Him: “There’s an open stall right next to me…and this is the men’s room.”
[evil villain turns around in chair to confront adversary but spins too fast and does two complete revolutions before talking]
EXCITED INVENTOR: this is the best thimg since sliced bread!!!!!
SLICED BREAD: [anxiously smokig in the corner] i wish i was never invented
[Chasing a fox on my bike]
ME: How is he reaching the pedals?!
be careful out there! #FiftyShadesOfGrey
Pretty sure they’re naming prescription drugs by just grabbing random Scrabble tiles.

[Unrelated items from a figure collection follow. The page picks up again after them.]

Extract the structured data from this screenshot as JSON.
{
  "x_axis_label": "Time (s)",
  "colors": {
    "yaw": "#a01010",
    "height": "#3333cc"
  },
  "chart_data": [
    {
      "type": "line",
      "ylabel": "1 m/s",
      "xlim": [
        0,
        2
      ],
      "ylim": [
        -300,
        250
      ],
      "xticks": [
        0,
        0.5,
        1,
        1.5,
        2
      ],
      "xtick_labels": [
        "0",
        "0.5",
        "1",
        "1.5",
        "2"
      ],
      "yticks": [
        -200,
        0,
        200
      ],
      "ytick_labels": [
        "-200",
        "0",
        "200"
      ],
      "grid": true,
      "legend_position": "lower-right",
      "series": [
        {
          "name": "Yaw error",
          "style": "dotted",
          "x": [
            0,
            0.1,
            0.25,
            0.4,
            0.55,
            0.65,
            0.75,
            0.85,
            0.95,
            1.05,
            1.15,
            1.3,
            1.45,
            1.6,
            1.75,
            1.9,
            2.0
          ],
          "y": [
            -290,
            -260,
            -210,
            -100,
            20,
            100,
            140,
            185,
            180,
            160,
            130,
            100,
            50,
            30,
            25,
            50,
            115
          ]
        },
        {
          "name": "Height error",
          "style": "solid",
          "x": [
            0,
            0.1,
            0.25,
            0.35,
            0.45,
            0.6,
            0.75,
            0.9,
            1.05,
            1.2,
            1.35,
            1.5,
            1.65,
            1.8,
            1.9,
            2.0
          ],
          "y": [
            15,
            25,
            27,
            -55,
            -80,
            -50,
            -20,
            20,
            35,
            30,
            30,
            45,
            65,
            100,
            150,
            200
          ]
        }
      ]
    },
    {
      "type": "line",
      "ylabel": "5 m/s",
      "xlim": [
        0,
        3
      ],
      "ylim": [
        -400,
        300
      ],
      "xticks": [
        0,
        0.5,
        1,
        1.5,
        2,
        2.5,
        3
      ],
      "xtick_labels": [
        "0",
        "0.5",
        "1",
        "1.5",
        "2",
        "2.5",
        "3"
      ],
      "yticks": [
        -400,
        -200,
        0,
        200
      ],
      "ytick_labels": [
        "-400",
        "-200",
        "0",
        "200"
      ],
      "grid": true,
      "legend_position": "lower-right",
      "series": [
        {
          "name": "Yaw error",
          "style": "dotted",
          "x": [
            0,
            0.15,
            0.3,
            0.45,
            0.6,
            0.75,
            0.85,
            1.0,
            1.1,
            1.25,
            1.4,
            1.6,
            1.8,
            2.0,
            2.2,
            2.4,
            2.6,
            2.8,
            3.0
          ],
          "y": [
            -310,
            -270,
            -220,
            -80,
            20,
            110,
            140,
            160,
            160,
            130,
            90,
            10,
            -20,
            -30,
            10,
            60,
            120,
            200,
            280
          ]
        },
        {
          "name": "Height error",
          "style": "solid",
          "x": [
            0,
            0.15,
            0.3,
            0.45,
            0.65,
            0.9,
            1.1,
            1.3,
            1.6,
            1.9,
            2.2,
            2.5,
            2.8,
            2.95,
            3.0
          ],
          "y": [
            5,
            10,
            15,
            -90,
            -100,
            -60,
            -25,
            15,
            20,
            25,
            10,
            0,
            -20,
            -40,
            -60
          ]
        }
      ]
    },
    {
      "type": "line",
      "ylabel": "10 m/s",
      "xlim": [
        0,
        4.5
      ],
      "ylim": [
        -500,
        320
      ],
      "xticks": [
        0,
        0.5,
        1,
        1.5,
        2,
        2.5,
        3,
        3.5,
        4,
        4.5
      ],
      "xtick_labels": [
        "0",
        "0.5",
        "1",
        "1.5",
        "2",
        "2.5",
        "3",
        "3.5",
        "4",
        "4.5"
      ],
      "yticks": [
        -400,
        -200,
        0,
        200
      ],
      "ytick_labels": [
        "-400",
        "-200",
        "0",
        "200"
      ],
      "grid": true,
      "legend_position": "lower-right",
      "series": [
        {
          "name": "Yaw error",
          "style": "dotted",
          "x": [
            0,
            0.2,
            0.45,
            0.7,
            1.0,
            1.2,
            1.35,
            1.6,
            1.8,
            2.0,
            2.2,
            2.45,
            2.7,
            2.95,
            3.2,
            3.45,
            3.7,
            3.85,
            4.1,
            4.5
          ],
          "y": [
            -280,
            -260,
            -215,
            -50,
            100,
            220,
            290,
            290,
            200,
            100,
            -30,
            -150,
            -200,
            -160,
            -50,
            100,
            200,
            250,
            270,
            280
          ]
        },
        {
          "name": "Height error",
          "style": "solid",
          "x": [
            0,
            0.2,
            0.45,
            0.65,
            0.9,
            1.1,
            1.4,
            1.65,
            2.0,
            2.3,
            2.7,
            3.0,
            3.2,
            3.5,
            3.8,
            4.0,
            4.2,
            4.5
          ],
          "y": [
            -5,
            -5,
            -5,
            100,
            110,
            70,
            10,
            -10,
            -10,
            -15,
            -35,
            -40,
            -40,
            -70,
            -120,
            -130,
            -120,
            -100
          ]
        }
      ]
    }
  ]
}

“Ask your doctor if Qdilrox is right for you.”
°a turd walks into a bar°
[BARTENDER] why the long face pal?
[TURD] °sighs° i just got dumped
No fruit flies.
No fruit flies.
No fruit flies.[buys a single banana]
87,000,000 fruit flies.
The restaurant scene from When Harry Met Sally, but just me getting a pat down from airport security.
I’ve tried everywhere so I can confirm that there is no snooze button on a baby.
Person: My two year old is grumpier than usual. I think he’s having a growth spurt.
Me, at 33: I think I am too.
First person to use a pillow: this is way better than leaves
First person to lay on a pillow: ok I smell shit
Me: I am become death. Destroyer of worlds.
Her: Will you please just spray the hornets’ nest?
Me: K.
[makes eye contact with guy on bus]
Him: *opens flip phone*
Me: *pulls out cordless phone*
Him: …
Me: *stretches out metal antenna*
Fell asleep in the Natural History Museum again, now everybody thinks I’m an exhibit
David Hasselhoff has changed his name to David Hoff.
It’s less hassel that way.
ME [as a kid]: someday, I can go buy beer legally
ME [now]: i just wanna buy marshmallows
Just like my overly critical mother, every time I see children I want to belittle again.